Shortly after making Quai des Orfèvres, his first feature since banishment from the director’s
chair, in an almost reactionary move Clouzot turned over the 1949 Golden Lion Winner
Manon, a loose adaptation of Antoine Prévost’s controversial 1731 French
novel Manon Lescaut. Told in
countless languages and forms from dramas to operas and ballets, the story
tells the doomed romance of Dégrieux (Michel Auclair) who runs away with his lover
Manon Lescaut (Cécile Aubry) whose thirst for living luxuriously sends the hapless
couple down a dark path including but not limited to promiscuity, prostitution and
eventually murder.
One of seven cinematic adaptations
of Prévost’s tale of doomed 18th century romance, Clouzot’s version
is unique in the ways it addresses the controversies generated by Le Corbeau
by updating the time to 20th Century France during WWII and reshaping
the character of Manon as being suspected her fellow village neighbors of
being a Nazi collaborationist. Co-starring
Serge Reggiani as the titular Manon’s brother Leon, Clouzot’s
relentlessly and uncompromisingly bleak vision of Prévost’s novel remains an incomparable
outlier in the director’s filmography ordinarily characterized by suspense
thrills. Functioning as both a departure
from genre trappings as well as a form of self-examination for Mr. Clouzot, Manon
the film is racy and raw for the ways in which it tackles the subjects of
greed and prostitution generated by postwar France while also serving up a
frank examination of the gulf between spiritual and physical love.

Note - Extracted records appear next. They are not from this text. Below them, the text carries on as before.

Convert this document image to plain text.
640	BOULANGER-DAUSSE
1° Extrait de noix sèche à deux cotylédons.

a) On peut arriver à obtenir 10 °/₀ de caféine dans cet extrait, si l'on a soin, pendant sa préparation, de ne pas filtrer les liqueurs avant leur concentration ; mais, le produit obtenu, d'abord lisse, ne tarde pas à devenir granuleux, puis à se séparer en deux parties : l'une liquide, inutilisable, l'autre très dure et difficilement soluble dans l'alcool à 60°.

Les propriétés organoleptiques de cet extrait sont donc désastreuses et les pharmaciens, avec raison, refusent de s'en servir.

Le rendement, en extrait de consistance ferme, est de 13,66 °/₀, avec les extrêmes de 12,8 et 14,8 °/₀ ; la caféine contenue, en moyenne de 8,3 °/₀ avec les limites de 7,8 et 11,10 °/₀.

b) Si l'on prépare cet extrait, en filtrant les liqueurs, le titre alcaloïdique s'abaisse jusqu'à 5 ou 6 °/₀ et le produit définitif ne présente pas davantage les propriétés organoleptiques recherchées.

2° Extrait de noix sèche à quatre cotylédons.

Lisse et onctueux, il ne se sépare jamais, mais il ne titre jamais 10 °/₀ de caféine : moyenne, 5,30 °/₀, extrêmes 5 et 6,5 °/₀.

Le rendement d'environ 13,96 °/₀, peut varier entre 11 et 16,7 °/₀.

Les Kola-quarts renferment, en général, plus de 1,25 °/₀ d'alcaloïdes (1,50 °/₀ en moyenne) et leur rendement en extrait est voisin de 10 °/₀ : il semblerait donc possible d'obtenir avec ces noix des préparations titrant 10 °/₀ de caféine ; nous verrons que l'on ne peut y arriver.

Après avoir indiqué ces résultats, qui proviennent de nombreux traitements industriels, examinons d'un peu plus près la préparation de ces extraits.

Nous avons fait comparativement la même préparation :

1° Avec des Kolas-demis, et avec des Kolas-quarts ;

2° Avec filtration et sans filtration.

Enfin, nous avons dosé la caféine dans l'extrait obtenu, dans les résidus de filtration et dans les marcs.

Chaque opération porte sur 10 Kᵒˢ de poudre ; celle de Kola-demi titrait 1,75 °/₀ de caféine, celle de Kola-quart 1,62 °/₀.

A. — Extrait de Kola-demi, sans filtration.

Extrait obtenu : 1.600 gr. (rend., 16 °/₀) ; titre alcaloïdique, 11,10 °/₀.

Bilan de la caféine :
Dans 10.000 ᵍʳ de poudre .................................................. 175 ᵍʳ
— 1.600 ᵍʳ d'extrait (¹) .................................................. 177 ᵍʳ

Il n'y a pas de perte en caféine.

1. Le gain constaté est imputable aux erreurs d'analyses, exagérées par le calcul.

While Clouzot is almost entirely a
filmmaker of painstaking technical precision, the key to his Manon lies
with the crucial casting of Cécile Aubry who imbues the French woman with childlike
purity and voluptuous sexuality, often tightrope walking between the two
extremes. Though Aubry would go on to
become a formidable Hollywood actress, her first big break into the mainstream
came with Manon. Playing her
doomed beau is Michel Auclair who was already a major film star after appearing
in Cocteau’s Beauty and the Beast and he makes Dégrieux into a
sympathetic, tragic character with more bad luck than he can keep up with. The presence of Serge Reggiani as Manon’s
brother Leon will no doubt cause Clouzot fans to further ponder what might have
been had Reggiani and the filmmaker finished out Inferno together.
A large factor in Manon’s
carefully composed visual modernity was the director’s frequent collaboration with
French cinematographer Armand Thirard.
Also having lensed Clouzot’s The Murderer Lives at Number 21 and Diabolique,
Thirard’s stark black and white cinematography turns a sterile lens onto increasingly
messy settings including but not limited to an unforgettable crescendo in the
Arabian desert landscape. Much like
Clouzot’s The Wages of Fear, the terrain depicted appears suffocating in
heat and humidity with the human characters at times appearing as tiny dots in
the grand scheme of things. Thirard’s
use of the crane shot is especially striking on a tense sequence where Manon
struggles to find a spot on a departing train, with the actors in the
boxcar writhing around like packed sardines.
Among the few straightforward
dramatic offerings from the French master of suspense, Manon in addition
to copping the Venice Film Festival’s Golden Lion went on to become a great
financial success in France and reaffirmed the director’s reputation as one of
French cinema’s finest master craftsmen.
While dismal, oppressive and even nihilistic, in the time-honored tradition
of Clouzot, the film follows its characters and situations down whichever
logical path the story takes them whether we the audience are left feeling good
about it in the end or not.
Daring for its frank exploration of
prostitution, greed and the unattainability of true happiness existing outside
of materialism, Clouzot’s Manon remains a sharp-edged downer which simultaneously
works as a straight adaptation of Prévost while also using the story to examine
the social implications of postwar France in microcosm. Most importantly for Clouzot, it answers the
many questions posed by his former exile from the cinema scene. Not unlike Dégrieux’s hopeless eloping with Manon,
it answers for Clouzot whether or not embarking on Le Corbeau was such a
good idea for him in the first place. In
the filmgoer’s ongoing mission to decode the mystery of Clouzot’s cinema, Manon
remains an essential piece of the puzzle!